Submitted to: Meeting Abstract
Publication Type: Abstract Only
Publication Acceptance Date: August 15, 2002
Publication Date: N/A
Technical Abstract: The effects of hydrogen pressure and reaction temperature on the hydrogenation of soybean oil were studied in an effort to minimize the amount of trans fatty acids while maintaining desirable characteristics for producing tub margarine basestocks. Temperatures ranging from 120 C to 170 C and pressures ranging from 15 psi to 200 psi were examined. In addition, several concentrations of nickel catalyst were also tested. For a given temperature, the rate of hydrogenation increased with pressure, however, so did the percent trans. Similarly, at a given pressure, the rate of hydrogenation and percent trans increased with the temperature.
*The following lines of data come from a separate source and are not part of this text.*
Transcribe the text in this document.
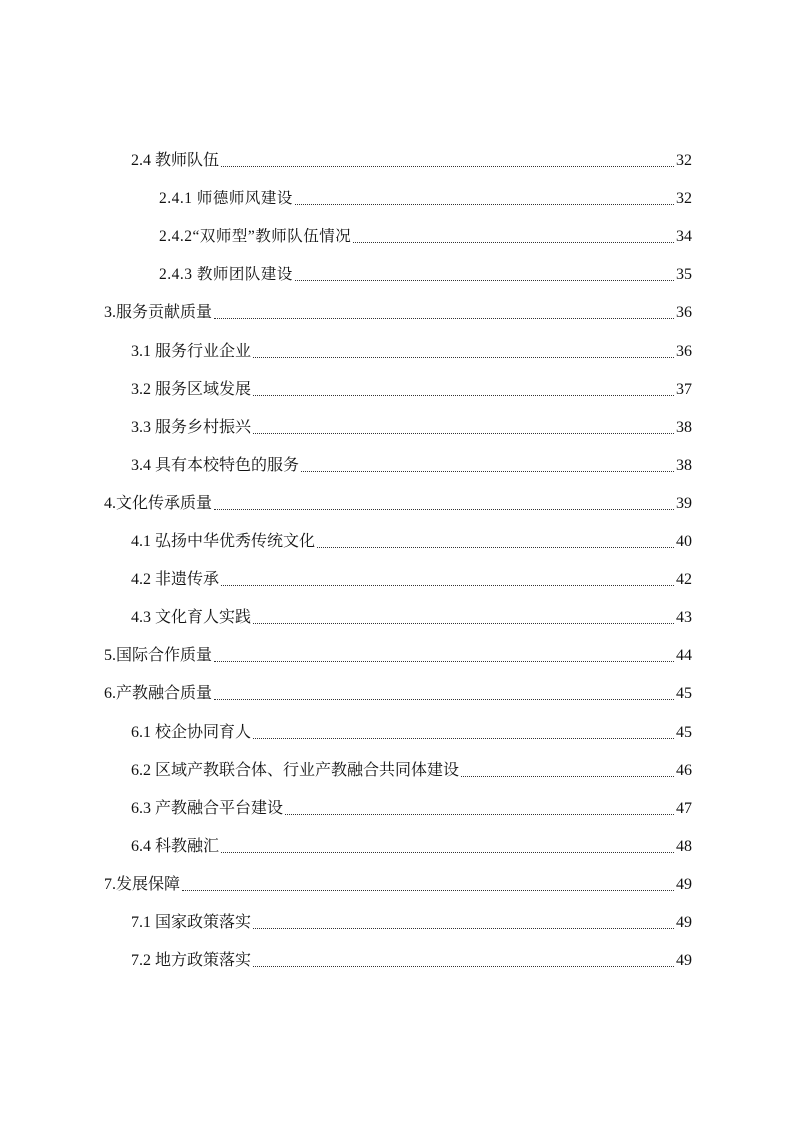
2.4 教师队伍	32
2.4.1 师德师风建设	32
2.4.2“双师型”教师队伍情况	34
2.4.3 教师团队建设	35
3.服务贡献质量	36
3.1 服务行业企业	36
3.2 服务区域发展	37
3.3 服务乡村振兴	38
3.4 具有本校特色的服务	38
4.文化传承质量	39
4.1 弘扬中华优秀传统文化	40
4.2 非遗传承	42
4.3 文化育人实践	43
5.国际合作质量	44
6.产教融合质量	45
6.1 校企协同育人	45
6.2 区域产教联合体、行业产教融合共同体建设	46
6.3 产教融合平台建设	47
6.4 科教融汇	48
7.发展保障	49
7.1 国家政策落实	49
7.2 地方政策落实	49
Although percent trans and iodine value were inversely proportional, in general, the lowest percent trans samples were from the treatments conducted at the lowest temperatures or highest pressures. At a temperature of 170 C, the selectivity of the hydrogenation reaction towards linoleate decreased with increased increase pressure, however, the selectivity towards linolenate did not change appreciably as the pressure increased. As the hydrogen pressure increased, the selectivity of the hydrogenation reaction increased towards linoleate while it decreased towards linolenate. Increasing the catalyst concentration increased the rate of hydrogenation, and the higher catalyst concentration resulted in an oil with a slightly lower percent trans content. At temperatures of 120 C to 140 C and a pressure of 100 psi, hydrogentated basestocks with about 15% trans can be produced. Such products when blended with liquid soybean oil, yield oils suitable for soft-tub margarines containing about 4% trans fatty acids. The blended oils have dropping points of about 32 C and solid fat contents of 8-9 at 10 C, 3-4 at 21.1 C, and 1-2 at 33.3 C.